On the Non-degeneracy of Kendall's and Spearman's Correlation Coefficients

TL;DR

This paper investigates the conditions under which Kendall's and Spearman's correlation coefficients are non-degenerate, providing criteria based on the support set of the joint distribution of the variables.

Contribution

It offers new sufficient conditions for the non-degeneracy of these correlation measures in terms of the support set of the joint distribution.

Findings

Conditions involving rectangles with vertices in the support set.

Nonzero Lebesgue measure of the support set implies non-degeneracy.

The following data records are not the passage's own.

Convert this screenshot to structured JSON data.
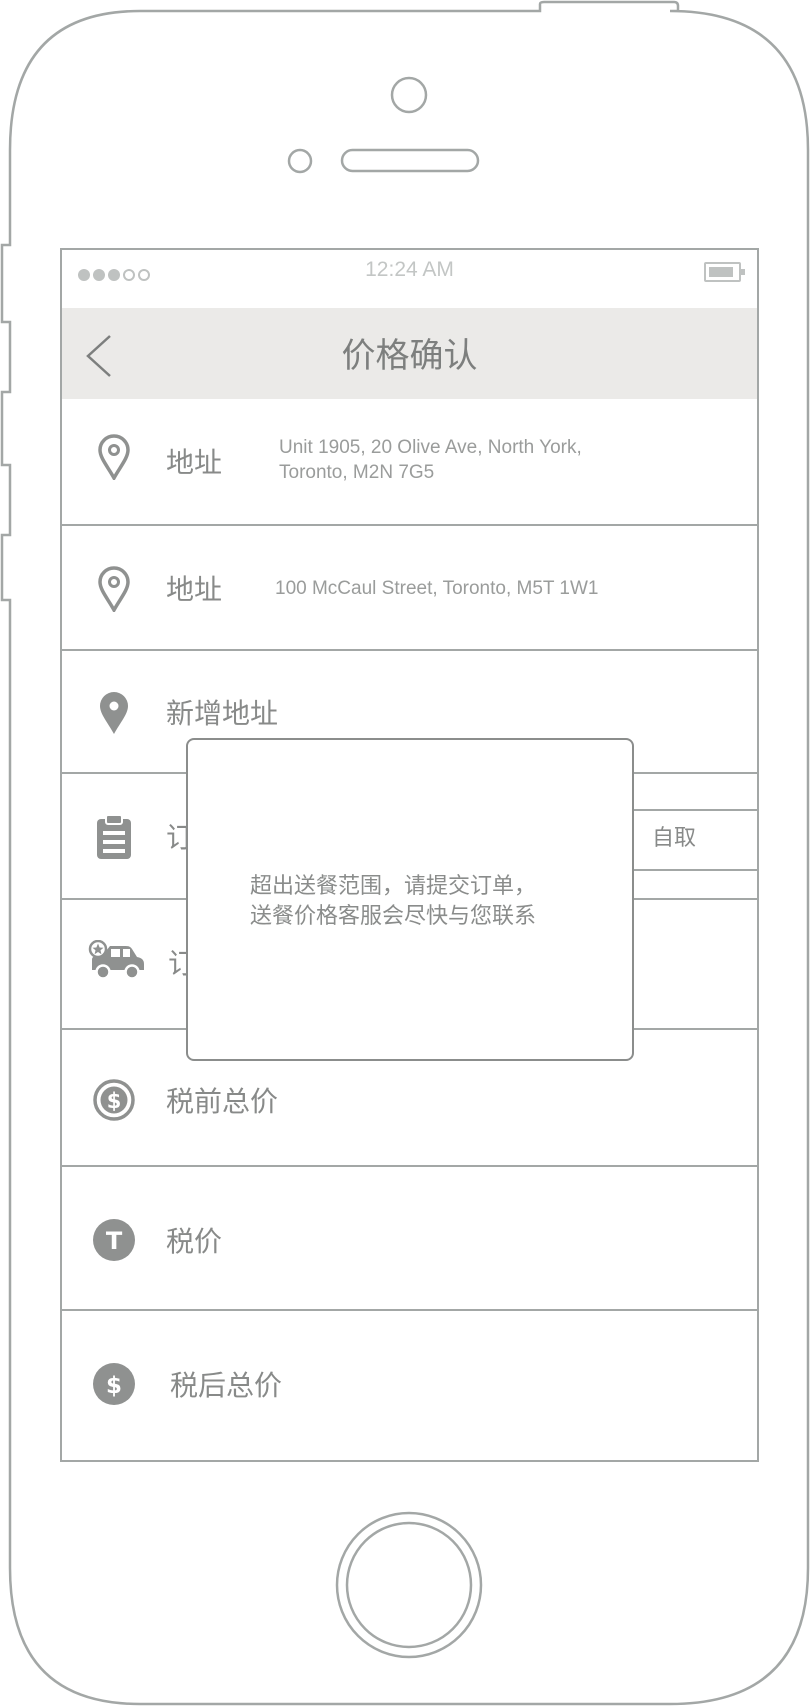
{
  "status_bar": {
    "time": "12:24 AM"
  },
  "navbar": {
    "title": "价格确认"
  },
  "address_rows": [
    {
      "label": "地址",
      "line1": "Unit 1905, 20 Olive Ave, North York,",
      "line2": "Toronto, M2N 7G5"
    },
    {
      "label": "地址",
      "line1": "100 McCaul Street, Toronto, M5T 1W1"
    }
  ],
  "add_address": {
    "label": "新增地址"
  },
  "order_row": {
    "label_partial": "订",
    "pickup_button": "自取"
  },
  "delivery_row": {
    "label_partial": "订"
  },
  "price_rows": [
    {
      "label": "税前总价",
      "icon": "dollar-circle-outline-icon"
    },
    {
      "label": "税价",
      "icon": "tax-t-circle-icon"
    },
    {
      "label": "税后总价",
      "icon": "dollar-circle-filled-icon"
    }
  ],
  "dialog": {
    "message_line1": "超出送餐范围，请提交订单，",
    "message_line2": "送餐价格客服会尽快与您联系"
  },
  "colors": {
    "outline": "#a3a7a6",
    "text": "#888a89",
    "nav_bg": "#ebeae8"
  }
}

Both correlation measures share similar support-based criteria.

Abstract

Hoeffding proved that Kendall's and Spearman's nonparametric measures of correlation between two continuous random variables X and Y are each asymptotically normal with an asymptotic variance of the form sigma^2/n -- provided the non-degeneracy condition sigma^2>0 holds, where sigma^2 is a certain (always nonnegative) expression which is determined by the joint distribution (say mu) of X and Y. Sufficient conditions for sigma^2>0 in terms of the support set (say S) of mu are given, the same for both correlation statistics. One of them is that there exist a rectangle with all its vertices in S, sides parallel to the X and Y axes, and an interior point also in S. Another sufficient condition is that the Lebesgue measure of S be nonzero.